TensorFlow has native support for Google TPU, as Google controls both projects. AWS Trainium has the Neuron SDK to support code from TensorFlow and PyTorch.

So theoretically, if you are big enough, aka Google and Amazon (Apple and Facebook have internal, non-outward-facing solutions), you can build the hardware and maintain the special software to break CUDA's monopoly.

Other solutions

I'll mention it here because otherwise I know I'll get angry emails back. There are other APIs too. But, no, none of them is a serious competitor. Not only because of lack of resources but also because of weird enterprise pettiness. Intel OneAPI is such a project. It's obvious they won't shape up to AMD ROCm project, but OFCOURSE they won't join AMD. No, they must have their own API. Sigh.

The hardware challenge

Allow me to start from the end here - Nvidia is so worried about third-party hardware for AI that they are willing to break their monopoly of CUDA and allow third parties to implement it on their hardware. If they are successful at that, they'll lose some of the hardware market but maintain CUDAs power.

Specialized hardware

Neural-networks training calls for high-precision floating-point calculation made in parallel. It's a happy coincidence that GPUs natively had many FP32 computes that play this game, but it's not the best way to play this game.
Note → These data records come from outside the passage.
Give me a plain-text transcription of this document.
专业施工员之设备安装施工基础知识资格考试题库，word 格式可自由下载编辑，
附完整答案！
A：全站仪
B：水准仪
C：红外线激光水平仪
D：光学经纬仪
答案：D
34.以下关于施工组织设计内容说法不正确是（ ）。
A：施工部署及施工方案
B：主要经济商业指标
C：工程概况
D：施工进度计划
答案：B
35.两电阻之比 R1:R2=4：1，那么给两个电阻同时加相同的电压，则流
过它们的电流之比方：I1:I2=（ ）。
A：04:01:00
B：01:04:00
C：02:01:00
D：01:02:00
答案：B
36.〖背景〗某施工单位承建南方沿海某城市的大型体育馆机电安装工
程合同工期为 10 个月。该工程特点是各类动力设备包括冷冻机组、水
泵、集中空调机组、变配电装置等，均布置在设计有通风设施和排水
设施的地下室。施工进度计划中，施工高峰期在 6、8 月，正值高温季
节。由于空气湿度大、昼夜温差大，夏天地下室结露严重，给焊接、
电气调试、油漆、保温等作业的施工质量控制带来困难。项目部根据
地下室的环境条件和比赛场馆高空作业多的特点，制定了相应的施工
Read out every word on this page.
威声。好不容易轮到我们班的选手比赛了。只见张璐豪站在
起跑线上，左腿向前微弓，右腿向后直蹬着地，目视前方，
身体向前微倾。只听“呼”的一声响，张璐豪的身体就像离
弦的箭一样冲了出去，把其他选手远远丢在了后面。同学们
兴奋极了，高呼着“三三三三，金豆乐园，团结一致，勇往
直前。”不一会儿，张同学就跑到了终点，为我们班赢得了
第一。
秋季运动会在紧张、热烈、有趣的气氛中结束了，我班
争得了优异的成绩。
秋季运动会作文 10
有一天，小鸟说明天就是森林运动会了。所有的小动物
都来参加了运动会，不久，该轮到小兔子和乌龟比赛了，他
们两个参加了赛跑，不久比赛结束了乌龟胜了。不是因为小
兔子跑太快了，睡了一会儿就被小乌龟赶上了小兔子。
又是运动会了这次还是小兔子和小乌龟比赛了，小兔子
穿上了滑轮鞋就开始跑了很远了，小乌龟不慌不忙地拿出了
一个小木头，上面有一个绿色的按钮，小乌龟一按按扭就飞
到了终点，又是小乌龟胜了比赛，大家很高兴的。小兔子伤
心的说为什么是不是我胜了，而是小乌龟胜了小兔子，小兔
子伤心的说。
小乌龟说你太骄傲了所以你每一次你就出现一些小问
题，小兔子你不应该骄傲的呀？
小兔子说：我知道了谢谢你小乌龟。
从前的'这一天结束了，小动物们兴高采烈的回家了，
Other floating-point hardware formats can perform better for neural networks. Such is the BFLOAT16 format, implemented in Google's AI hardware accelerator called TPU. The optimized hardware allows for much higher efficiency and performance than Nvidia currently has.

These specialized optimizations on the hardware level create a new category of AI hardware where, currently, no one has a special advantage. At least not on the hardware level.

It's not a magic bullet, either. Not every model can be optimized for it, and it's not simply a matter of "let's run our code on a TPU instead of GPU". Usually, it'll require a rewrite.

So iterating on previous models will usually call for a stay on the same platform. If it's Nvidia GPU, so be it. But as time goes by, more models are designed for specialized hardware, and more frameworks like TensorFlow allow for better compatibility of the code between the platforms - making the switch easier, if viable.

TPU performance

TPUs benchmarks provide an excellent lens to the potential of these specialized hardware cards. Apart from the generic benchmarks that show much better performance, real-world examples like the performance boost to the AlphaGo project after moving to TPUs.

AlphaGo better performance with TPUs

Specialized hardware is crowded

Similar to Google TPUs, there are special AI hardware projects in Amazon, Alibaba, Tencent, Facebook, Apple, and more. Everyone who cares about AI develops proprietary hardware. And some provide them as a service through cloud offerings (Google TPU, Amazon AWS Trainium).

The new hardware is better, cheaper, and breaks the Nvidia CUDA hegemony, hence Nvidia's attempt to have some of these companies implement CUDA. At least if someone will outgrow the cloud offering, they will go back to Nvidia's closed garden. (Prediction: not a chance that will happen).

The future

My conclusion from the research is that hardware for training neural networks will be commoditized in the future, prone to a pricing war. That is not the case at the moment, though. Nvidia can price up their hardware, and almost no one will have a choice.

The ecosystem is also much broader than I described here. For example, in the first paragraph, I mentioned the Mellanox offerings that are part of Nvidia today - if an enterprise runs a large data operation fed into a model retrained continuously - they absolutely need it, and there are no real competitors.

Also, much of the tooling around training models are built on top of Nvidia's hardware and offerings. Even if not intentionally, then by having it tested only on those. No one wants to be the first to use a known tool in an untested environment in a production setting.

So when will it be commoditized? We're years from that point. But I'm focused on long-term investing. I'm not willing to bet on timing the point where Nvidia will have the perfect storm hitting it (in terms of AI, at least). I think Nvidia will not be the "AI leader" of the future. This title will have to go to someone else, probably someone on the software side, not the hardware side.